Die Lied-Interpretationen zu Shakespeare-Texten durch die Band Woods of Birnam seien "bezaubernd, aber Schauspiel und Musik unterbrechen sich gegenseitig, statt sich zu unterstützen und zu ergänzen", schreibt Marcella Melien in der Frankfurter Allgemeinen Zeitung (online 23.9.2015). Vontobels Inszenierung "bemüht sich nach Kräften zu zeigen, dass das Theater sich selbst nicht allzu ernst nimmt." Das sei "zu wenig, um die Fragen, die Martin Heckmanns stellt, zu beantworten oder das Publikum überhaupt erst zum Nachdenken darüber zu bringen." Fragen etwa, ob uns ein Theaterabend verändern könne. "In Dresden wird das Theater allenfalls als eine Wundertüte dargestellt, die überraschen und emotional berühren kann. Das ist unterhaltsam, mehr aber auch nicht."

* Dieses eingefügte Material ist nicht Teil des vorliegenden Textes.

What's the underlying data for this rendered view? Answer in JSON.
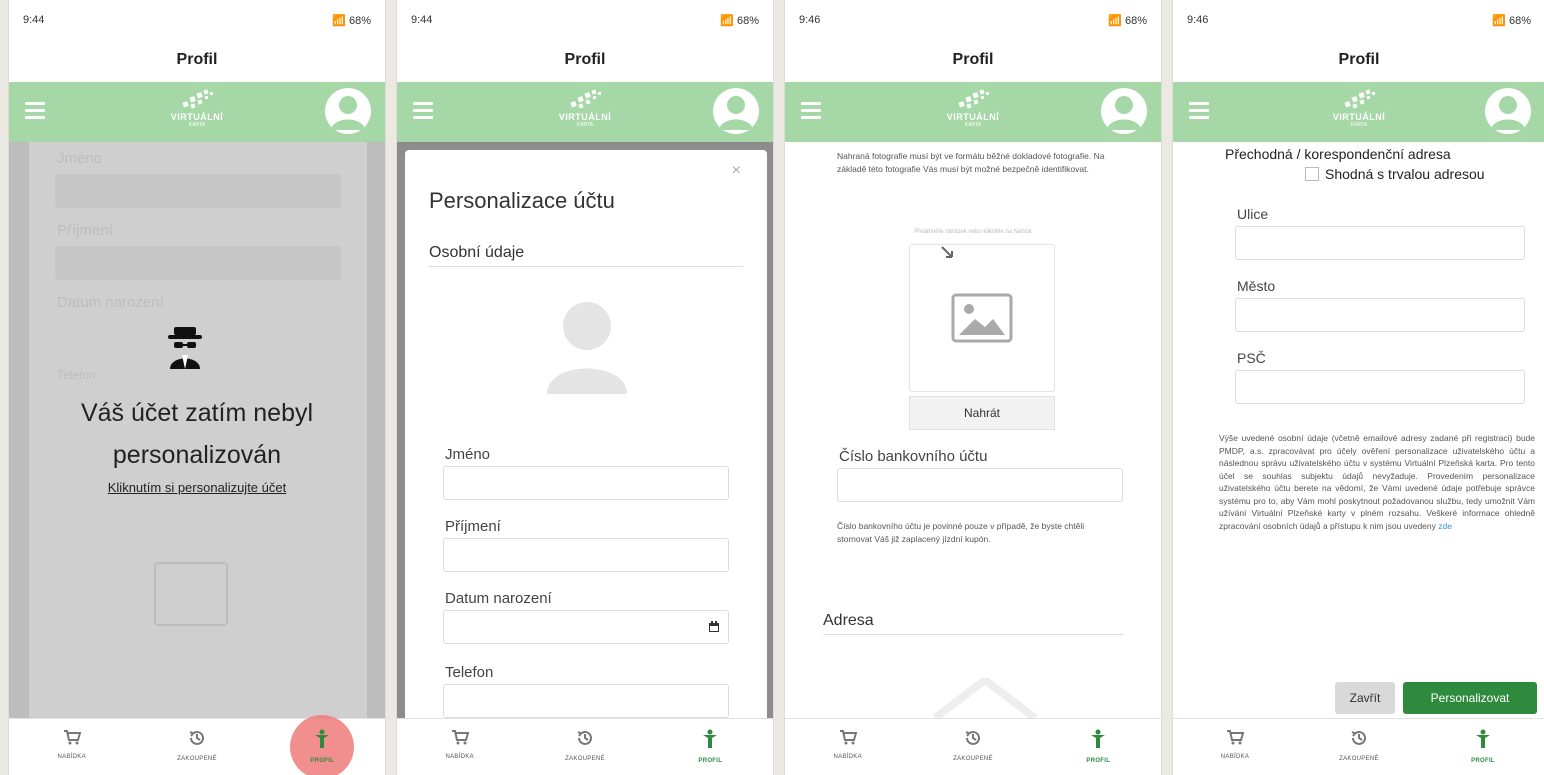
{
  "shared": {
    "app_title": "Profil",
    "logo_text": "VIRTUÁLNÍ",
    "logo_sub": "KARTA",
    "battery": "68%",
    "nav": [
      {
        "label": "NABÍDKA"
      },
      {
        "label": "ZAKOUPENÉ"
      },
      {
        "label": "PROFIL"
      }
    ],
    "brand_green": "#a5d7a7",
    "accent_green": "#2e8b3e"
  },
  "phone1": {
    "time": "9:44",
    "bg_fields": [
      "Jméno",
      "Příjmení",
      "Datum narození",
      "Telefon"
    ],
    "heading": "Váš účet zatím nebyl personalizován",
    "link": "Kliknutím si personalizujte účet"
  },
  "phone2": {
    "time": "9:44",
    "modal_title": "Personalizace účtu",
    "section": "Osobní údaje",
    "close": "×",
    "fields": [
      "Jméno",
      "Příjmení",
      "Datum narození",
      "Telefon"
    ]
  },
  "phone3": {
    "time": "9:46",
    "photo_note": "Nahraná fotografie musí být ve formátu běžné dokladové fotografie. Na základě této fotografie Vás musí být možné bezpečně identifikovat.",
    "drop_hint": "Přetáhněte obrázek nebo klikněte na Nahrát",
    "upload_button": "Nahrát",
    "bank_label": "Číslo bankovního účtu",
    "bank_note": "Číslo bankovního účtu je povinné pouze v případě, že byste chtěli stornovat Váš již zaplacený jízdní kupón.",
    "address": "Adresa"
  },
  "phone4": {
    "time": "9:46",
    "heading": "Přechodná / korespondenční adresa",
    "checkbox_label": "Shodná s trvalou adresou",
    "fields": [
      "Ulice",
      "Město",
      "PSČ"
    ],
    "legal": "Výše uvedené osobní údaje (včetně emailové adresy zadané při registraci) bude PMDP, a.s. zpracovávat pro účely ověření personalizace uživatelského účtu a následnou správu uživatelského účtu v systému Virtuální Plzeňská karta. Pro tento účel se souhlas subjektu údajů nevyžaduje. Provedením personalizace uživatelského účtu berete na vědomí, že Vámi uvedené údaje potřebuje správce systému pro to, aby Vám mohl poskytnout požadovanou službu, tedy umožnit Vám užívání Virtuální Plzeňské karty v plném rozsahu. Veškeré informace ohledně zpracování osobních údajů a přístupu k nim jsou uvedeny",
    "legal_link": "zde",
    "close_button": "Zavřít",
    "submit_button": "Personalizovat"
  }
}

Vontobel serviere gleichzeitig ein Konzert und eine Theateraufführung, "ohne dass beides immer sinnstiftend miteinander verbunden ist", schreibt Egbert Tholl in der Süddeutschen Zeitung (1.10.2015). Eine Sache aber gelinge Vontobel fabelhaft gut, "er könnte sich auf Heckmanns’ Humor verlassen und einfach eine Art Kunstkabarett in hohem Ton inszenieren. Ihn interessiert jedoch, was wirklich im Zuschauer passiert." Die Verwirrung, die sein Abend auslöse, kenne man selbst von Theaterbesuchen. "Dazu zaubert Vontobel Poetisches, wandeln Engel vorüber, die den Verlauf anhalten und sich zwar am Rande des Kitsches bewegen, mit Verzückung aber davon künden, wie schön Theater sein kann."